The Ancient Greeks had not circumnavigated the Arctic (and they didn’t believe a word Pytheas said). The Ancient Greeks did not know anything about the Urals. The Ancient Greeks did not even know what a continent was.

All they knew was, there was stuff to the East of them, stuff to the South of them, and stuff to the Northwest of them. They called each a different name. And to them, the Aegean Sea (and I guess the Black Sea) were as big a divider of landmass as the Mediterranean is. Remember: they did not know about the Urals. And they wouldn’t really have cared.

So the notion of Europe and Asia predates modern notions of continents, and made sense to a people living where they did. The notion was perpetuated, because European culture was defined by what the Greeks thought.

How would you use a different alphabet to write your native language?

This is a much-beloved topic of mine.

There are a suite of ad hoc romanisations of non-Roman alphabets, devised for the ASCII-based internet (and phones). Greeklish is the Greek one. And Greeklish varies widely from practitioner to practitioner, mainly as to whether it’s a transcription (capturing the sounds of letters in Roman characters), or a transliteration (so that the Roman letters can be a bit more remote what an English-speaker would expect).

So a xi would be <ks> in the former, and any of <j, $, 3, c> in the latter—mostly to look like ξ, or in the case of <c> because it’s a leftover character in keyboard mappings.

Πώς θα χρησιμοποιούσες διαφορετική αλφάβητο να γράψεις την πρώτη σου γλώσσα (“How would you use a different alphabet to write your native language”) would end up as:

  • Phonetic: Pos tha xrisimopoiouses diaforetiki alfavito na grapsis tin proti sou glossa
  • Transliteration: Pws qa xrhsimopoiouses diaforetikh alfabhto na grayeis thn prwth sou glwssa.

Of course, Greeks also do the reverse: write English in phonetic Greek. For example, How would you use a different alphabet to write your native language:

  • Χάου γουντ γιου γιουζ ε ντίφερεντ άλφαμπετ του ράιτ γιορ νέιτιβ λάγκουιτζ.

The real fun and games was during the hey-day of Greeklish, when Greeks would write English in phonetic Greek—in Greeklish. So:

  • Xaou gount giou giouz e ntiferent alfampet tou rai”t gior nei”tib lagkouitz.

Remember: these are of course Modern Greek pronunciations of the Greek alphabet.

How many countries in the world say “Tata” when you say bye. And how did that happen?

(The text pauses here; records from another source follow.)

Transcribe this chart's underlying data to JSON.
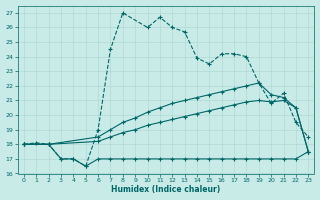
{
  "xlabel": "Humidex (Indice chaleur)",
  "bg_color": "#c8ebe8",
  "grid_color": "#aad4d0",
  "line_color": "#006666",
  "xlim": [
    -0.5,
    23.5
  ],
  "ylim": [
    16,
    27.5
  ],
  "xticks": [
    0,
    1,
    2,
    3,
    4,
    5,
    6,
    7,
    8,
    9,
    10,
    11,
    12,
    13,
    14,
    15,
    16,
    17,
    18,
    19,
    20,
    21,
    22,
    23
  ],
  "yticks": [
    16,
    17,
    18,
    19,
    20,
    21,
    22,
    23,
    24,
    25,
    26,
    27
  ],
  "line1_x": [
    0,
    1,
    2,
    3,
    4,
    5,
    6,
    7,
    8,
    10,
    11,
    12,
    13,
    14,
    15,
    16,
    17,
    18,
    19,
    20,
    21,
    22,
    23
  ],
  "line1_y": [
    18,
    18.1,
    18,
    17,
    17,
    16.5,
    19,
    24.5,
    27,
    26,
    26.7,
    26,
    25.7,
    23.9,
    23.5,
    24.2,
    24.2,
    24.0,
    22.2,
    20.8,
    21.5,
    19.5,
    18.5
  ],
  "line2_x": [
    0,
    2,
    6,
    7,
    8,
    9,
    10,
    11,
    12,
    13,
    14,
    15,
    16,
    17,
    18,
    19,
    20,
    21,
    22,
    23
  ],
  "line2_y": [
    18,
    18,
    18.5,
    19,
    19.5,
    19.8,
    20.2,
    20.5,
    20.8,
    21.0,
    21.2,
    21.4,
    21.6,
    21.8,
    22.0,
    22.2,
    21.4,
    21.2,
    20.5,
    17.5
  ],
  "line3_x": [
    0,
    2,
    6,
    7,
    8,
    9,
    10,
    11,
    12,
    13,
    14,
    15,
    16,
    17,
    18,
    19,
    20,
    21,
    22,
    23
  ],
  "line3_y": [
    18,
    18,
    18.2,
    18.5,
    18.8,
    19.0,
    19.3,
    19.5,
    19.7,
    19.9,
    20.1,
    20.3,
    20.5,
    20.7,
    20.9,
    21.0,
    20.9,
    21.0,
    20.5,
    17.5
  ],
  "line4_x": [
    0,
    2,
    3,
    4,
    5,
    6,
    7,
    8,
    9,
    10,
    11,
    12,
    13,
    14,
    15,
    16,
    17,
    18,
    19,
    20,
    21,
    22,
    23
  ],
  "line4_y": [
    18,
    18,
    17,
    17,
    16.5,
    17,
    17,
    17,
    17,
    17,
    17,
    17,
    17,
    17,
    17,
    17,
    17,
    17,
    17,
    17,
    17,
    17,
    17.5
  ]
}
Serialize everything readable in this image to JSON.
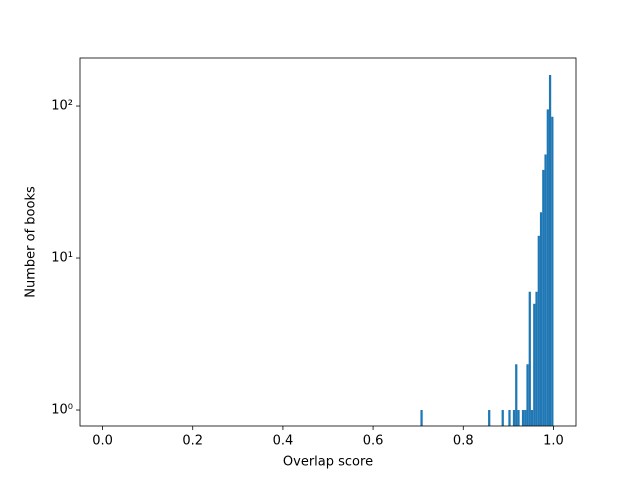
{
  "chart_data": {
    "type": "histogram",
    "x_label": "Overlap score",
    "y_label": "Number of books",
    "color": "#1f77b4",
    "log_y": true,
    "bins": [
      0.0,
      0.005,
      0.01,
      0.015,
      0.02,
      0.025,
      0.03,
      0.035,
      0.04,
      0.045,
      0.05,
      0.055,
      0.06,
      0.065,
      0.07,
      0.075,
      0.08,
      0.085,
      0.09,
      0.095,
      0.1,
      0.105,
      0.11,
      0.115,
      0.12,
      0.125,
      0.13,
      0.135,
      0.14,
      0.145,
      0.15,
      0.155,
      0.16,
      0.165,
      0.17,
      0.175,
      0.18,
      0.185,
      0.19,
      0.195,
      0.2,
      0.205,
      0.21,
      0.215,
      0.22,
      0.225,
      0.23,
      0.235,
      0.24,
      0.245,
      0.25,
      0.255,
      0.26,
      0.265,
      0.27,
      0.275,
      0.28,
      0.285,
      0.29,
      0.295,
      0.3,
      0.305,
      0.31,
      0.315,
      0.32,
      0.325,
      0.33,
      0.335,
      0.34,
      0.345,
      0.35,
      0.355,
      0.36,
      0.365,
      0.37,
      0.375,
      0.38,
      0.385,
      0.39,
      0.395,
      0.4,
      0.405,
      0.41,
      0.415,
      0.42,
      0.425,
      0.43,
      0.435,
      0.44,
      0.445,
      0.45,
      0.455,
      0.46,
      0.465,
      0.47,
      0.475,
      0.48,
      0.485,
      0.49,
      0.495,
      0.5,
      0.505,
      0.51,
      0.515,
      0.52,
      0.525,
      0.53,
      0.535,
      0.54,
      0.545,
      0.55,
      0.555,
      0.56,
      0.565,
      0.57,
      0.575,
      0.58,
      0.585,
      0.59,
      0.595,
      0.6,
      0.605,
      0.61,
      0.615,
      0.62,
      0.625,
      0.63,
      0.635,
      0.64,
      0.645,
      0.65,
      0.655,
      0.66,
      0.665,
      0.67,
      0.675,
      0.68,
      0.685,
      0.69,
      0.695,
      0.7,
      0.705,
      0.71,
      0.715,
      0.72,
      0.725,
      0.73,
      0.735,
      0.74,
      0.745,
      0.75,
      0.755,
      0.76,
      0.765,
      0.77,
      0.775,
      0.78,
      0.785,
      0.79,
      0.795,
      0.8,
      0.805,
      0.81,
      0.815,
      0.82,
      0.825,
      0.83,
      0.835,
      0.84,
      0.845,
      0.85,
      0.855,
      0.86,
      0.865,
      0.87,
      0.875,
      0.88,
      0.885,
      0.89,
      0.895,
      0.9,
      0.905,
      0.91,
      0.915,
      0.92,
      0.925,
      0.93,
      0.935,
      0.94,
      0.945,
      0.95,
      0.955,
      0.96,
      0.965,
      0.97,
      0.975,
      0.98,
      0.985,
      0.99,
      0.995,
      1.0
    ],
    "counts": [
      0,
      0,
      0,
      0,
      0,
      0,
      0,
      0,
      0,
      0,
      0,
      0,
      0,
      0,
      0,
      0,
      0,
      0,
      0,
      0,
      0,
      0,
      0,
      0,
      0,
      0,
      0,
      0,
      0,
      0,
      0,
      0,
      0,
      0,
      0,
      0,
      0,
      0,
      0,
      0,
      0,
      0,
      0,
      0,
      0,
      0,
      0,
      0,
      0,
      0,
      0,
      0,
      0,
      0,
      0,
      0,
      0,
      0,
      0,
      0,
      0,
      0,
      0,
      0,
      0,
      0,
      0,
      0,
      0,
      0,
      0,
      0,
      0,
      0,
      0,
      0,
      0,
      0,
      0,
      0,
      0,
      0,
      0,
      0,
      0,
      0,
      0,
      0,
      0,
      0,
      0,
      0,
      0,
      0,
      0,
      0,
      0,
      0,
      0,
      0,
      0,
      0,
      0,
      0,
      0,
      0,
      0,
      0,
      0,
      0,
      0,
      0,
      0,
      0,
      0,
      0,
      0,
      0,
      0,
      0,
      0,
      0,
      0,
      0,
      0,
      0,
      0,
      0,
      0,
      0,
      0,
      0,
      0,
      0,
      0,
      0,
      0,
      0,
      0,
      0,
      0,
      1,
      0,
      0,
      0,
      0,
      0,
      0,
      0,
      0,
      0,
      0,
      0,
      0,
      0,
      0,
      0,
      0,
      0,
      0,
      0,
      0,
      0,
      0,
      0,
      0,
      0,
      0,
      0,
      0,
      0,
      1,
      0,
      0,
      0,
      0,
      0,
      1,
      0,
      0,
      1,
      0,
      1,
      2,
      1,
      0,
      1,
      1,
      2,
      6,
      1,
      5,
      6,
      14,
      20,
      38,
      48,
      95,
      160,
      85
    ],
    "xlim": [
      -0.05,
      1.05
    ],
    "xticks": [
      {
        "value": 0,
        "label": "0.0"
      },
      0.2,
      0.4,
      0.6,
      0.8,
      {
        "value": 1,
        "label": "1.0"
      }
    ],
    "ylim": [
      0.785,
      207
    ],
    "yticks": [
      {
        "value": 1,
        "label": "10⁰"
      },
      {
        "value": 10,
        "label": "10¹"
      },
      {
        "value": 100,
        "label": "10²"
      }
    ]
  }
}
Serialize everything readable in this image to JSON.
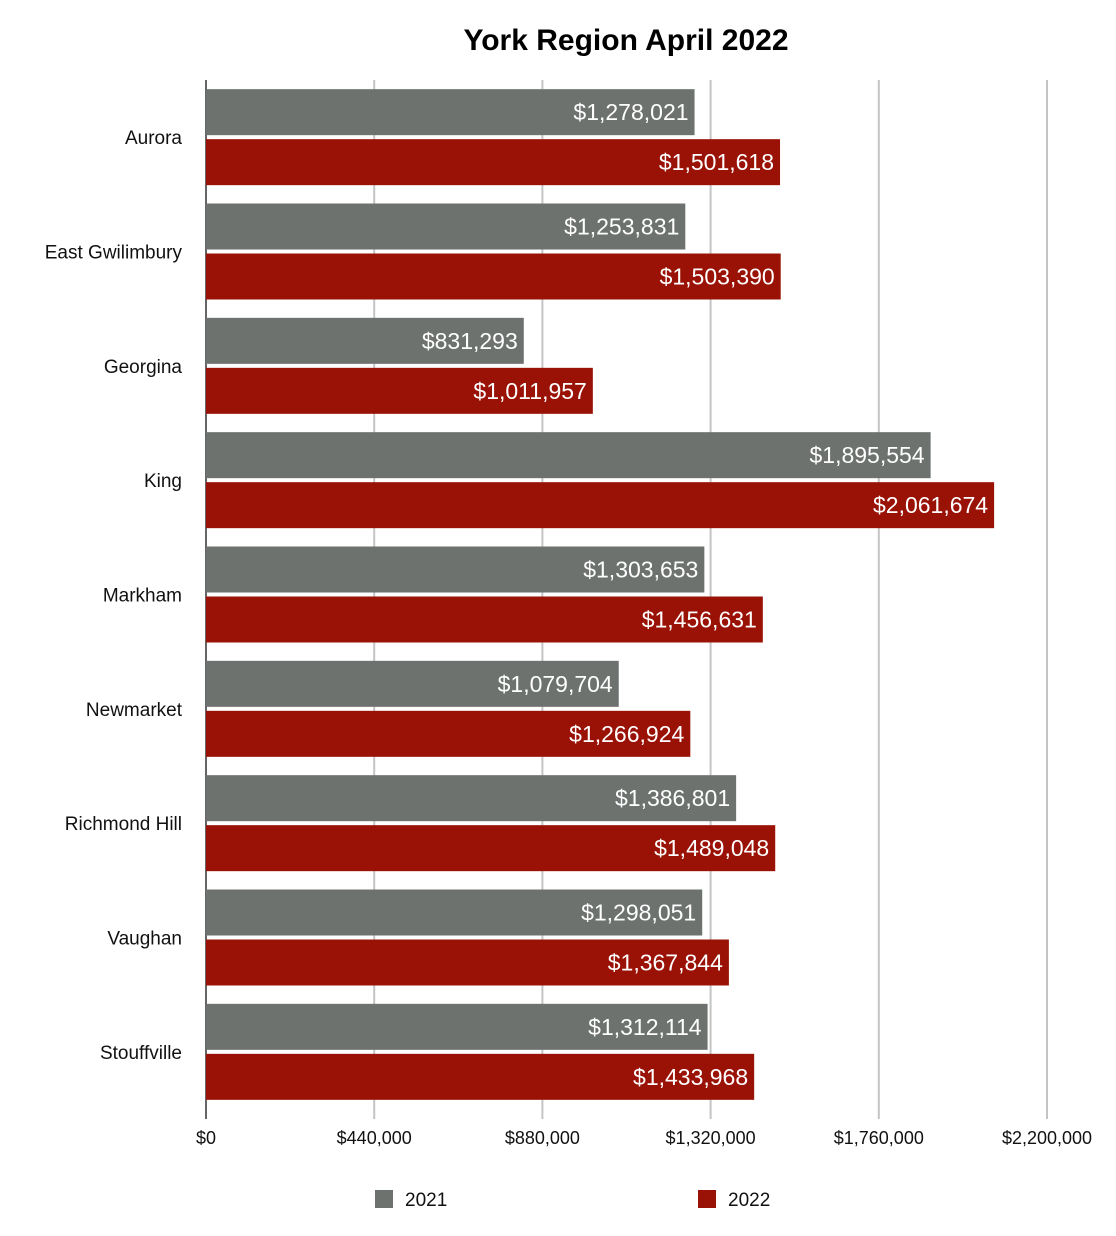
{
  "chart_data": {
    "type": "bar",
    "orientation": "horizontal",
    "title": "York Region April 2022",
    "categories": [
      "Aurora",
      "East Gwilimbury",
      "Georgina",
      "King",
      "Markham",
      "Newmarket",
      "Richmond Hill",
      "Vaughan",
      "Stouffville"
    ],
    "series": [
      {
        "name": "2021",
        "color": "#6d726f",
        "values": [
          1278021,
          1253831,
          831293,
          1895554,
          1303653,
          1079704,
          1386801,
          1298051,
          1312114
        ],
        "labels": [
          "$1,278,021",
          "$1,253,831",
          "$831,293",
          "$1,895,554",
          "$1,303,653",
          "$1,079,704",
          "$1,386,801",
          "$1,298,051",
          "$1,312,114"
        ]
      },
      {
        "name": "2022",
        "color": "#9a1206",
        "values": [
          1501618,
          1503390,
          1011957,
          2061674,
          1456631,
          1266924,
          1489048,
          1367844,
          1433968
        ],
        "labels": [
          "$1,501,618",
          "$1,503,390",
          "$1,011,957",
          "$2,061,674",
          "$1,456,631",
          "$1,266,924",
          "$1,489,048",
          "$1,367,844",
          "$1,433,968"
        ]
      }
    ],
    "xlim": [
      0,
      2200000
    ],
    "xticks": [
      0,
      440000,
      880000,
      1320000,
      1760000,
      2200000
    ],
    "xtick_labels": [
      "$0",
      "$440,000",
      "$880,000",
      "$1,320,000",
      "$1,760,000",
      "$2,200,000"
    ],
    "grid": "vertical",
    "legend_position": "bottom"
  }
}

It’s almost a word when we were kids.

It is a word from when you were kids. It originated as a “nursery word”, as the OED puts it (i.e. baby talk), meaning both “good bye” and “walk”:

1823 S. Hutchinson Let. Sept.–Oct. (1954) 261 Baby I believe has not learnt any new words since Mrs M. wrote last, but she has the old ones very perfect—‘Gone’—‘Ta ta’—‘By bye’.

1886 J. Sully Teacher’s Handbk. Psychol. A child of eighteen months will mentally rehearse a series of experiences, as those of a walk: ‘Go tata, see geegee.’

In fact, it was used to name a theory of the origin of language as iconic gesture (which is presumably a baby-talk kind of thing):

ta-ta theory adj. Philology the theory that language originated in an attempt to imitate the body’s gestures with the vocal organs.